Started writing this in my journal but figure it’s probably something share-worthy, here’s a quick look at what I listened to in 2021. Planning on using last.fm this year to better track this stuff.
Telecaster/Guitar music
Earlier this year during lockdown I picked up a very nice used American Telecaster. I love it. It’s the opposite end of the spectrum from my Gibson 335. They both have their place in my playing/songwriting. Anyway, picking up the tele got me listening to way more tele players including a lot of Kenny Vaughan and Marty Stuart.
Reading a bunch of Kenny Vaughan interviews, he kept mentioning Hollywood Fats, Roy Nichols and Roy Lanham so I did a lot of digging on their playing over the past year.

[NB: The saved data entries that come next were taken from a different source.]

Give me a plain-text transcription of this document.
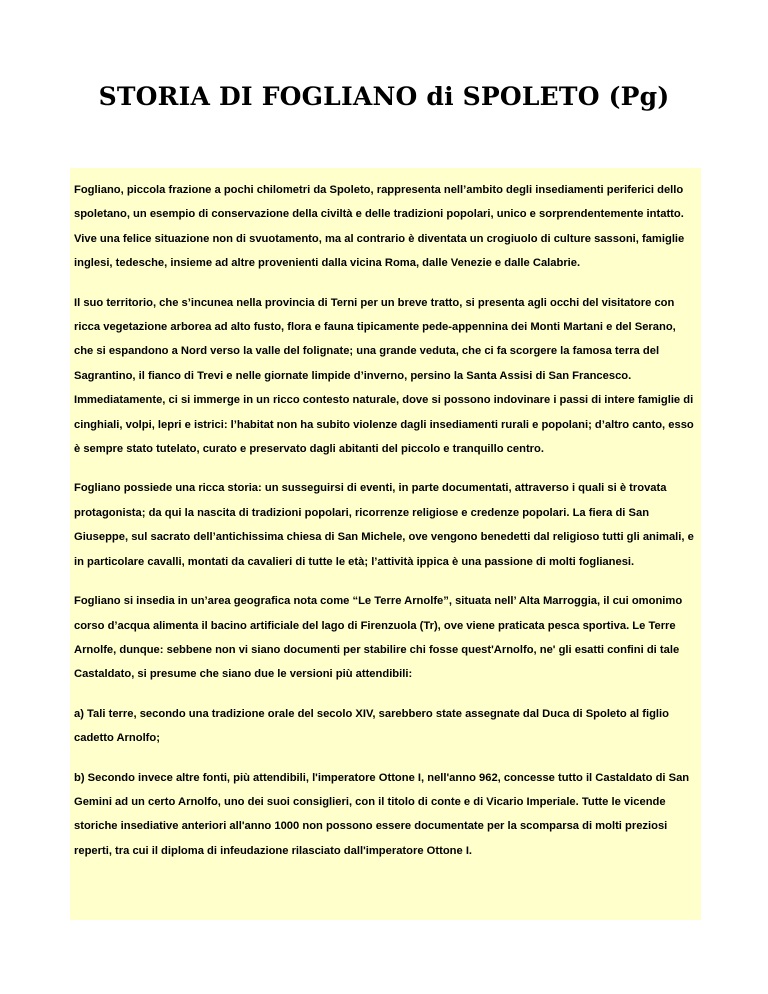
STORIA DI FOGLIANO di SPOLETO (Pg)

Fogliano, piccola frazione a pochi chilometri da Spoleto, rappresenta nell’ambito degli insediamenti periferici dello spoletano, un esempio di conservazione della civiltà e delle tradizioni popolari, unico e sorprendentemente intatto. Vive una felice situazione non di svuotamento, ma al contrario è diventata un crogiuolo di culture sassoni, famiglie inglesi, tedesche, insieme ad altre provenienti dalla vicina Roma, dalle Venezie e dalle Calabrie.

Il suo territorio, che s’incunea nella provincia di Terni per un breve tratto, si presenta agli occhi del visitatore con ricca vegetazione arborea ad alto fusto, flora e fauna tipicamente pede-appennina dei Monti Martani e del Serano, che si espandono a Nord verso la valle del folignate; una grande veduta, che ci fa scorgere la famosa terra del Sagrantino, il fianco di Trevi e nelle giornate limpide d’inverno, persino la Santa Assisi di San Francesco. Immediatamente, ci si immerge in un ricco contesto naturale, dove si possono indovinare i passi di intere famiglie di cinghiali, volpi, lepri e istrici: l’habitat non ha subito violenze dagli insediamenti rurali e popolani; d’altro canto, esso è sempre stato tutelato, curato e preservato dagli abitanti del piccolo e tranquillo centro.

Fogliano possiede una ricca storia: un susseguirsi di eventi, in parte documentati, attraverso i quali si è trovata protagonista; da qui la nascita di tradizioni popolari, ricorrenze religiose e credenze popolari. La fiera di San Giuseppe, sul sacrato dell’antichissima chiesa di San Michele, ove vengono benedetti dal religioso tutti gli animali, e in particolare cavalli, montati da cavalieri di tutte le età; l’attività ippica è una passione di molti foglianesi.

Fogliano si insedia in un’area geografica nota come “Le Terre Arnolfe”, situata nell’ Alta Marroggia, il cui omonimo corso d’acqua alimenta il bacino artificiale del lago di Firenzuola (Tr), ove viene praticata pesca sportiva. Le Terre Arnolfe, dunque: sebbene non vi siano documenti per stabilire chi fosse quest'Arnolfo, ne' gli esatti confini di tale Castaldato, si presume che siano due le versioni più attendibili:

a) Tali terre, secondo una tradizione orale del secolo XIV, sarebbero state assegnate dal Duca di Spoleto al figlio cadetto Arnolfo;

b) Secondo invece altre fonti, più attendibili, l'imperatore Ottone I, nell'anno 962, concesse tutto il Castaldato di San Gemini ad un certo Arnolfo, uno dei suoi consiglieri, con il titolo di conte e di Vicario Imperiale. Tutte le vicende storiche insediative anteriori all'anno 1000 non possono essere documentate per la scomparsa di molti preziosi reperti, tra cui il diploma di infeudazione rilasciato dall'imperatore Ottone I.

Somewhere in that dive on tele players, I came across Ripley Johnson who is not at all like Kenny Vaughan but as soon as I heard him playing with his Rose City Band, I immediately went over to the Thrill Jockey website and bought all of the Rose City Band albums on vinyl. There’s something that reminds me of the more melodic exploration/noodling of Jerry Garcia’s playing in Johnson’s playing and I love his tone and the sound environment of the Rose City Band albums so he was a really welcomed accidental discovery this year. He reminds me a bit of William Tyler, too, but maybe more accessible or less demanding than Tyler who I didn’t listen to as much this year as I did in 2020.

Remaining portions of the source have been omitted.